Poland’s case shows that the crisis has not been resolved by Minsk’s apparent change, which on Thursday removed major camps from the border and allowed the first flight back to Iraq in months.

Aid agencies say at least 11 refugees and internally displaced persons have died across the border since the crisis began earlier this year – although the actual number is believed to be higher – as concerns rise in human health during the cold winter months.

Human rights groups say Poland has exacerbated the problem by repatriating those who try to cross. Poland says this is important so that more people do not come.

Refugees warming themselves by a fire near the “Kuznitsa” border on the Belarus-Poland border near Grodno, Belarus. [File: Maxim Guchek/BelTA via AP]

Poland and its allies accuse Belarus of deliberately seducing thousands of refugees and internally displaced persons, many of them from the Middle East, and sending them across the border with Poland in response to Western sanctions against Lukashenko’s government after holding elections last year.

Minsk, backed by Russia, protested this and criticized the Polish military for its humanitarian action as they opposed people seeking to join the EU.

Lukasjenko and his top counterpart, Russian President Vladimir Putin, spoke on the phone Friday and stressed “the need for a formal agreement between Minsk and the EU to resolve the crisis”.

Meanwhile, Ukraine, which crosses the borders of Belarus and Poland, said it was preparing “in an orderly and efficient manner” if the crisis were to change in its region.

“We do not rule out the possibility that Russia will choose to send more illegal immigrants from Belarus to our territory,” Ukrainian Interior Minister Denys Monastyrsky told parliament.

He noted that the situation on the Ukrainian border was going well, but warned that migrants who chose to cross would be reimbursed by any means necessary, including firearms.

On Friday, Polish Defense Minister Mariusz Blaszczak tweeted that Warsaw was “delighted to accept Estonia’s request to send 100 troops to the border.

Refugees from Belarusian camps were taken Thursday to a large, overcrowded warehouse and journalists were allowed to photograph them. The children were running around Friday morning, with the men playing cards while someone hung from his chest.

“This is not life but this is not eternal, this should only be temporary until they decide our future: take us to Europe or repatriate us,” 23-year-old electrician Mohammed Noor told Reuters.

“What I want for myself, I want more – to go to Europe and live a stable life.”

During this time at a hospital in Bielsk Podlaski, on the Polish side, two refugees who were caught crossing received medical treatment before being taken away by Polish border guards.

Prior to his arrest, Mansour Nassar, 42, a father of six children from Aleppo, Syria, who was traveling to Belarus from Lebanon, described the ordeal he had experienced in five days in the jungle.

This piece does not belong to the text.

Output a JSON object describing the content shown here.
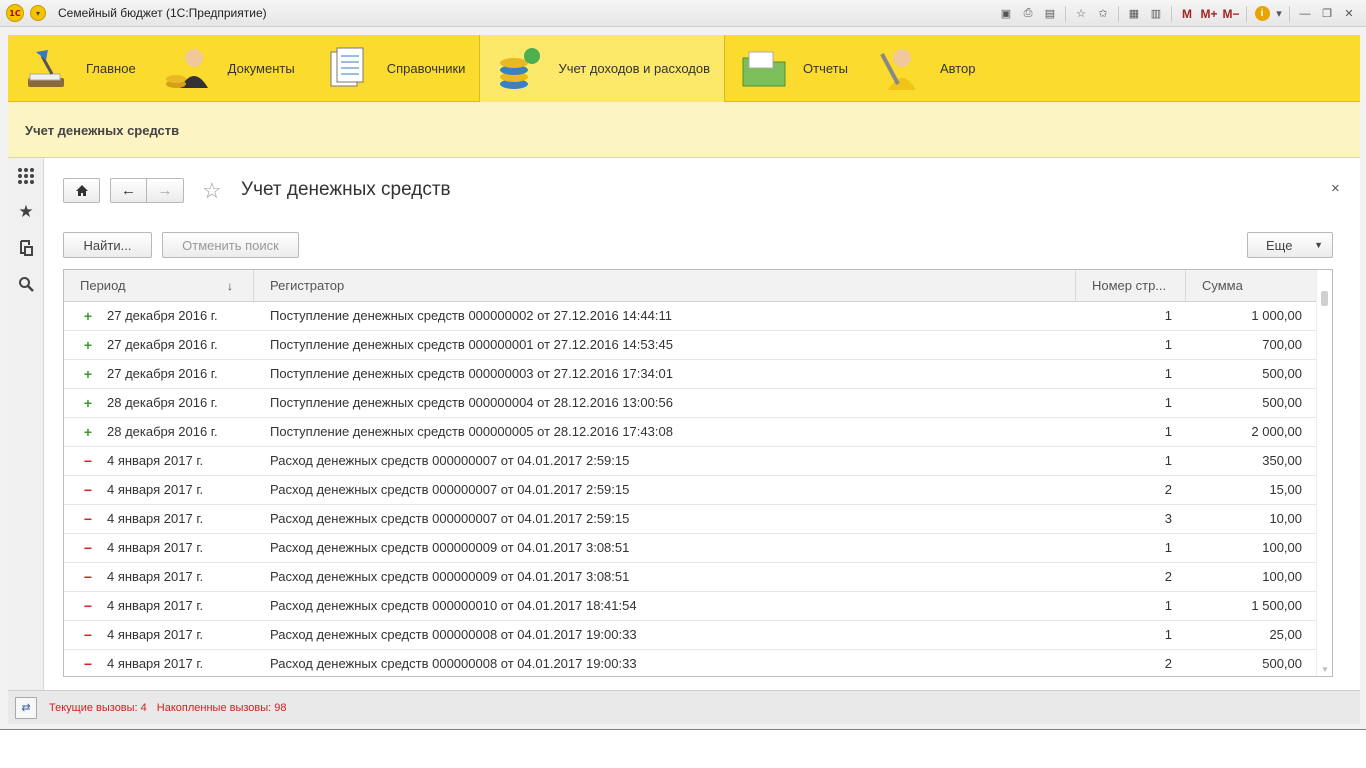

“The Belarusian soldiers told us: ‘If you come back, we will kill you,’ ‘she said, weeping in the hospital. “We drank in the ponds … Our people are oppressed all the time.”

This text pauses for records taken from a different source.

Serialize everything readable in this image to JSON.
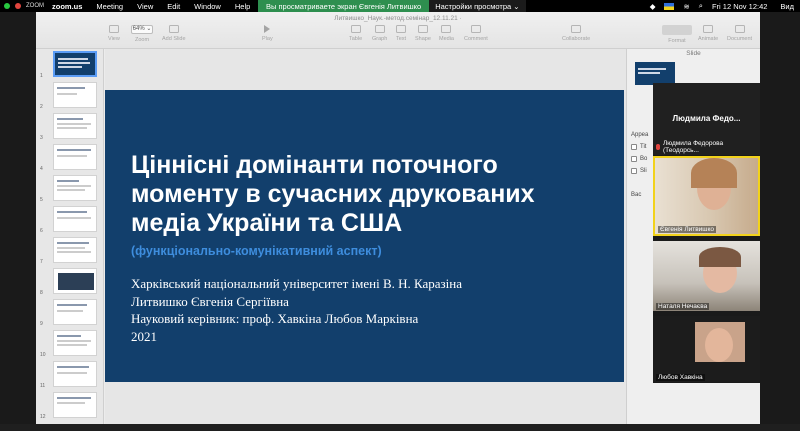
{
  "zoom_bar": {
    "app_label": "ZOOM",
    "sharing_text": "Вы просматриваете экран Євгенія Литвишко",
    "view_options_label": "Настройки просмотра ⌄",
    "view_label": "Вид"
  },
  "menu_bar": {
    "app_name": "zoom.us",
    "menus": [
      "zoom.us",
      "Meeting",
      "View",
      "Edit",
      "Window",
      "Help"
    ],
    "datetime": "Fri 12 Nov  12:42"
  },
  "keynote": {
    "document_title": "Литвишко_Наук.-метод.семінар_12.11.21 ·",
    "toolbar": {
      "view": "View",
      "zoom": "Zoom",
      "zoom_value": "64% ⌄",
      "add_slide": "Add Slide",
      "play": "Play",
      "table": "Table",
      "graph": "Graph",
      "text": "Text",
      "shape": "Shape",
      "media": "Media",
      "comment": "Comment",
      "collaborate": "Collaborate",
      "format": "Format",
      "animate": "Animate",
      "document": "Document"
    },
    "slide_numbers": [
      "1",
      "2",
      "3",
      "4",
      "5",
      "6",
      "7",
      "8",
      "9",
      "10",
      "11",
      "12"
    ],
    "inspector": {
      "heading": "Slide",
      "appearance": "Appea",
      "title_opt": "Tit",
      "body_opt": "Bo",
      "slide_number_opt": "Sli",
      "background": "Bac"
    }
  },
  "slide": {
    "title_lines": [
      "Ціннісні домінанти поточного",
      "моменту в сучасних друкованих",
      "медіа України та США"
    ],
    "subtitle": "(функціонально-комунікативний аспект)",
    "body_lines": [
      "Харківський національний університет імені В. Н. Каразіна",
      "Литвишко Євгенія Сергіївна",
      "Науковий керівник: проф. Хавкіна Любов Марківна",
      "2021"
    ]
  },
  "participants": [
    {
      "display": "Людмила  Федо...",
      "name": "Людмила Федорова (Теодорсь..."
    },
    {
      "name": "Євгенія Литвишко"
    },
    {
      "name": "Наталя Нечаєва"
    },
    {
      "name": "Любов Хавкіна"
    }
  ]
}
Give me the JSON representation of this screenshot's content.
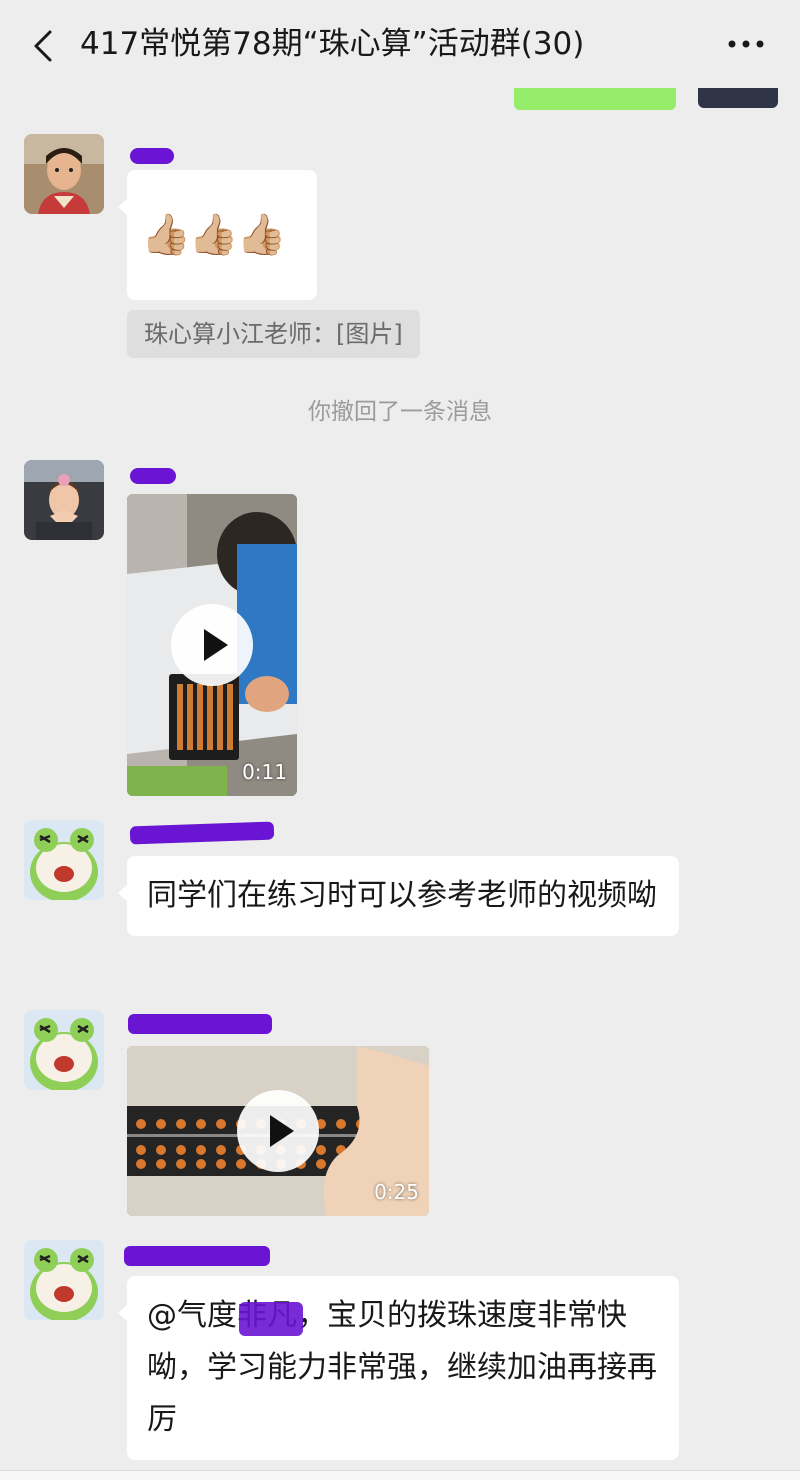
{
  "header": {
    "title": "417常悦第78期“珠心算”活动群(30)",
    "back_icon": "chevron-left-icon",
    "more_icon": "more-dots-icon"
  },
  "messages": [
    {
      "type": "emoji",
      "emoji_text": "👍🏼👍🏼👍🏼",
      "quote": "珠心算小江老师：[图片]"
    },
    {
      "type": "system",
      "text": "你撤回了一条消息"
    },
    {
      "type": "video",
      "duration": "0:11"
    },
    {
      "type": "text",
      "text": "同学们在练习时可以参考老师的视频呦"
    },
    {
      "type": "video",
      "duration": "0:25"
    },
    {
      "type": "text",
      "text": "@气度非凡，宝贝的拨珠速度非常快呦，学习能力非常强，继续加油再接再厉"
    }
  ],
  "colors": {
    "background": "#ededed",
    "bubble": "#ffffff",
    "sent_bubble": "#95ec69",
    "redaction": "#6a14d4"
  }
}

Kassam Shahadah, a Syrian refugee doctor living in Poland who treats another hospital, said patients were afraid of being forcibly repatriated to Belarus.

“What they have seen, what they have experienced in this regard is difficult for them,” he said.

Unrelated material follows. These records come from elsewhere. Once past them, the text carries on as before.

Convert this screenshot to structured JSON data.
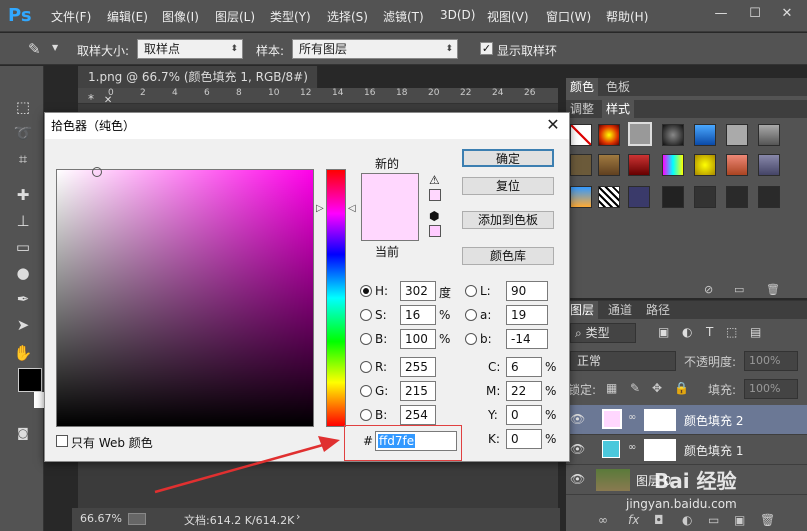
{
  "app": {
    "logo": "Ps"
  },
  "menu": [
    "文件(F)",
    "编辑(E)",
    "图像(I)",
    "图层(L)",
    "类型(Y)",
    "选择(S)",
    "滤镜(T)",
    "3D(D)",
    "视图(V)",
    "窗口(W)",
    "帮助(H)"
  ],
  "window_controls": {
    "minimize": "—",
    "maximize": "☐",
    "close": "✕"
  },
  "options": {
    "sample_size_label": "取样大小:",
    "sample_size_value": "取样点",
    "sample_label": "样本:",
    "sample_value": "所有图层",
    "show_ring_label": "显示取样环",
    "show_ring_checked": true
  },
  "document": {
    "tab_title": "1.png @ 66.7% (颜色填充 1, RGB/8#) *",
    "tab_close": "✕",
    "ruler_ticks": [
      "0",
      "2",
      "4",
      "6",
      "8",
      "10",
      "12",
      "14",
      "16",
      "18",
      "20",
      "22",
      "24",
      "26"
    ],
    "zoom": "66.67%",
    "doc_info": "文档:614.2 K/614.2K"
  },
  "panels": {
    "top_tabs": [
      "颜色",
      "色板"
    ],
    "sub_tabs": [
      "调整",
      "样式"
    ],
    "layer_tabs": [
      "图层",
      "通道",
      "路径"
    ],
    "kind_filter": "类型",
    "blend_mode": "正常",
    "opacity_label": "不透明度:",
    "opacity_value": "100%",
    "lock_label": "锁定:",
    "fill_label": "填充:",
    "fill_value": "100%",
    "layers": [
      {
        "name": "颜色填充 2",
        "swatch": "#ffd7fe",
        "selected": true
      },
      {
        "name": "颜色填充 1",
        "swatch": "#4bc8dc",
        "selected": false
      },
      {
        "name": "图层 0",
        "swatch": "#8a7a50",
        "selected": false
      }
    ],
    "watermark": "Bai 经验",
    "watermark_url": "jingyan.baidu.com"
  },
  "dialog": {
    "title": "拾色器（纯色）",
    "close": "✕",
    "new_label": "新的",
    "current_label": "当前",
    "new_color": "#ffd7fe",
    "current_color": "#ffd7fe",
    "buttons": {
      "ok": "确定",
      "reset": "复位",
      "add_swatch": "添加到色板",
      "color_library": "颜色库"
    },
    "fields": {
      "H": {
        "label": "H:",
        "value": "302",
        "unit": "度"
      },
      "S": {
        "label": "S:",
        "value": "16",
        "unit": "%"
      },
      "B": {
        "label": "B:",
        "value": "100",
        "unit": "%"
      },
      "R": {
        "label": "R:",
        "value": "255"
      },
      "G": {
        "label": "G:",
        "value": "215"
      },
      "Bv": {
        "label": "B:",
        "value": "254"
      },
      "L": {
        "label": "L:",
        "value": "90"
      },
      "a": {
        "label": "a:",
        "value": "19"
      },
      "b": {
        "label": "b:",
        "value": "-14"
      },
      "C": {
        "label": "C:",
        "value": "6",
        "unit": "%"
      },
      "M": {
        "label": "M:",
        "value": "22",
        "unit": "%"
      },
      "Y": {
        "label": "Y:",
        "value": "0",
        "unit": "%"
      },
      "K": {
        "label": "K:",
        "value": "0",
        "unit": "%"
      }
    },
    "hex_label": "#",
    "hex_value": "ffd7fe",
    "web_only_label": "只有 Web 颜色",
    "selected_mode": "H"
  }
}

The head of the Council of Europe’s human rights body, Dunja Mijatovic, described the humanitarian aid at the border as “dangerous” and called for an end to Polish immigration to Belarus.

“I have personally heard the shocking news of great suffering from poor people … who have spent weeks or months in cold and rainy areas because of these hardships,” he said in a statement.

“All problems must end immediately.”

He also called on Poland to allow freedom fighters and journalists to “as soon as possible and without hindrance to travel to all border areas”.

Belarus reported on Thursday that there were about 7,000 people migrating to the former Soviet Union.

Vladimir Sotnikov, a political scientist at the Russian Academy of Sciences, told Al Jazeera that the solution was for the EU to win.

“Maybe, [a] The solution may be .. [for the] INE [to] to accept President Lukashenko as the rightful president, then Lukashenko can initiate talks with the EU to resolve the issue and to reach an agreement, “he said.